10. The record date for the payment of Preferred Share distributions, Capital Share dividends or other distributions of the Filer will be set in accordance with the applicable requirements of the TSX.

11. The Capital Shares and Preferred Shares may be surrendered for retraction at any time. Retraction payments for Capital Shares and Preferred Shares will be made on the Retraction Payment Date (as defined in the Preliminary Prospectus) provided the Capital Shares and the Preferred Shares have been surrendered for retraction at least five business days prior to the Valuation Date (as defined in the Preliminary Prospectus). While the Filer's Unit Value (as defined in the Preliminary Prospectus) is calculated weekly, the retraction price for the Capital Shares and the Preferred Shares will be determined based on the Unit Value in effect as at the Valuation Date.
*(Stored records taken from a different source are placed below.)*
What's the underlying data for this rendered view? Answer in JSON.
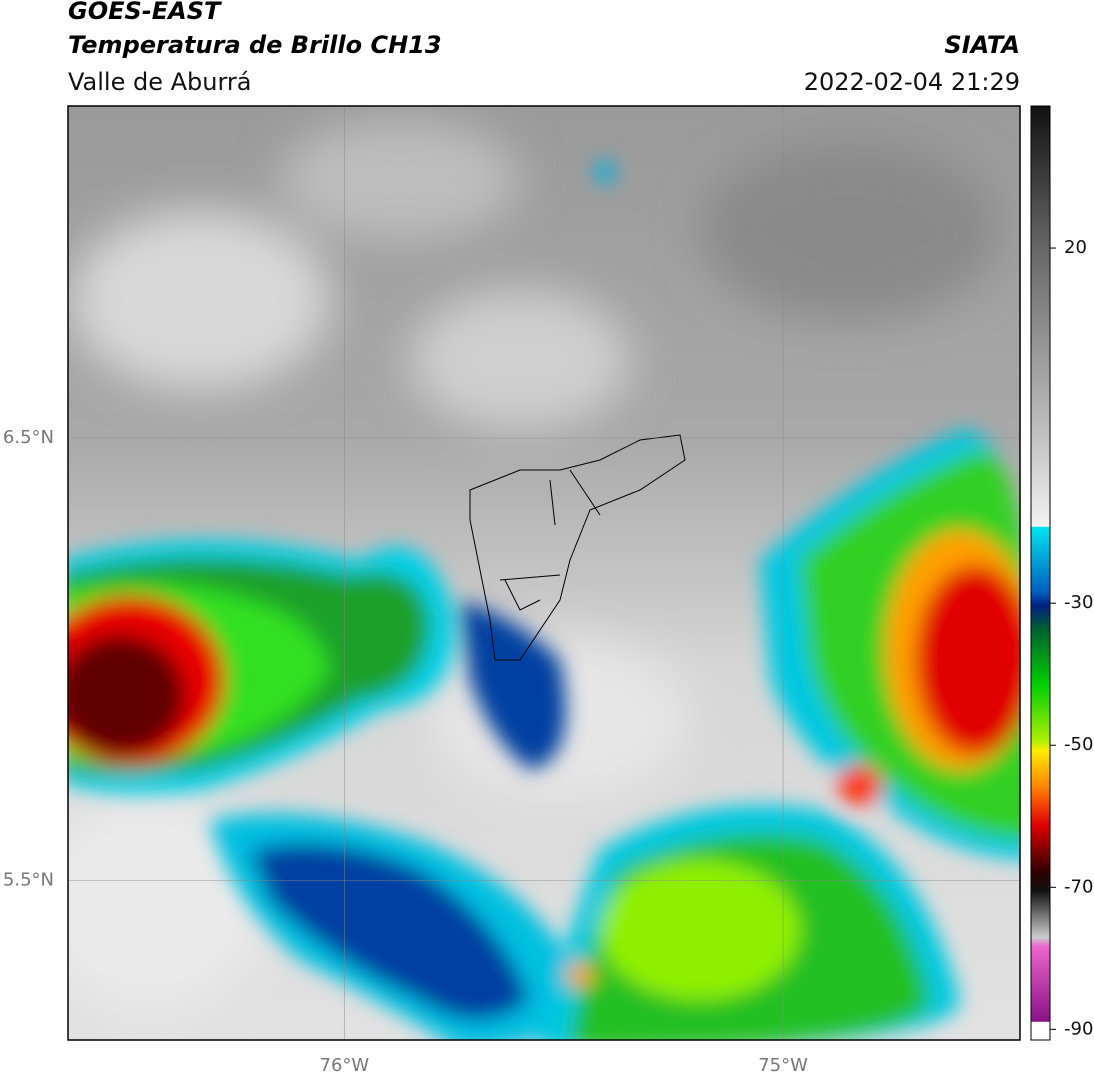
{
  "header": {
    "title": "GOES-EAST",
    "subtitle": "Temperatura de Brillo CH13",
    "region": "Valle de Aburrá",
    "source": "SIATA",
    "datetime": "2022-02-04 21:29"
  },
  "map": {
    "xlim": [
      -76.63,
      -74.46
    ],
    "ylim": [
      5.14,
      7.25
    ],
    "xticks": [
      {
        "value": -76,
        "label": "76°W"
      },
      {
        "value": -75,
        "label": "75°W"
      }
    ],
    "yticks": [
      {
        "value": 6.5,
        "label": "6.5°N"
      },
      {
        "value": 5.5,
        "label": "5.5°N"
      }
    ],
    "grid": true
  },
  "colorbar": {
    "lim": [
      -91.5,
      40
    ],
    "ticks": [
      20,
      -30,
      -50,
      -70,
      -90
    ]
  }
}
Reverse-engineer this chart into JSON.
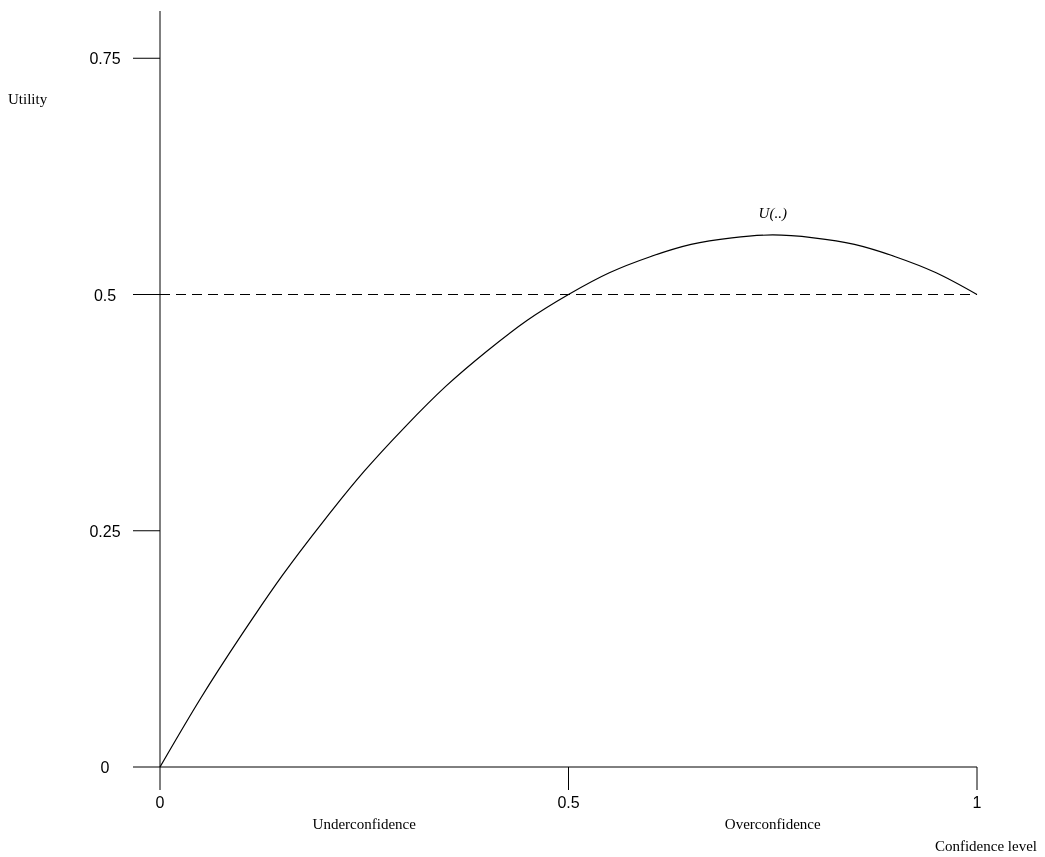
{
  "chart_data": {
    "type": "line",
    "xlabel": "Confidence level",
    "ylabel": "Utility",
    "x": [
      0,
      0.05,
      0.1,
      0.15,
      0.2,
      0.25,
      0.3,
      0.35,
      0.4,
      0.45,
      0.5,
      0.55,
      0.6,
      0.65,
      0.7,
      0.75,
      0.8,
      0.85,
      0.9,
      0.95,
      1
    ],
    "series": [
      {
        "color": "#000000",
        "values": [
          0,
          0.073,
          0.14,
          0.203,
          0.26,
          0.313,
          0.36,
          0.403,
          0.44,
          0.473,
          0.5,
          0.523,
          0.54,
          0.553,
          0.56,
          0.563,
          0.56,
          0.553,
          0.54,
          0.523,
          0.5
        ]
      }
    ],
    "xlim": [
      0,
      1
    ],
    "xticks": [
      0,
      0.5,
      1
    ],
    "ylim": [
      0,
      0.8
    ],
    "yticks": [
      0,
      0.25,
      0.5,
      0.75
    ],
    "ref_lines": [
      {
        "axis": "y",
        "value": 0.5,
        "line_style": "dashed",
        "color": "#000000"
      }
    ],
    "annotations": [
      {
        "text": "U(..)",
        "x": 0.75,
        "y": 0.563
      },
      "Underconfidence",
      "Overconfidence"
    ],
    "grid": false,
    "marker": "none",
    "line_style": "solid"
  }
}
12. Any Capital Shares and Preferred Shares outstanding on a date approximately five years from the closing of the Offerings, which date will be specified in the Final Prospectus, will be redeemed by the Filer on such date.

Decision

Each of the Decision Makers is satisfied that the test contained in NI 81-102 that provides the Decision Maker with the jurisdiction to make the decision has been met.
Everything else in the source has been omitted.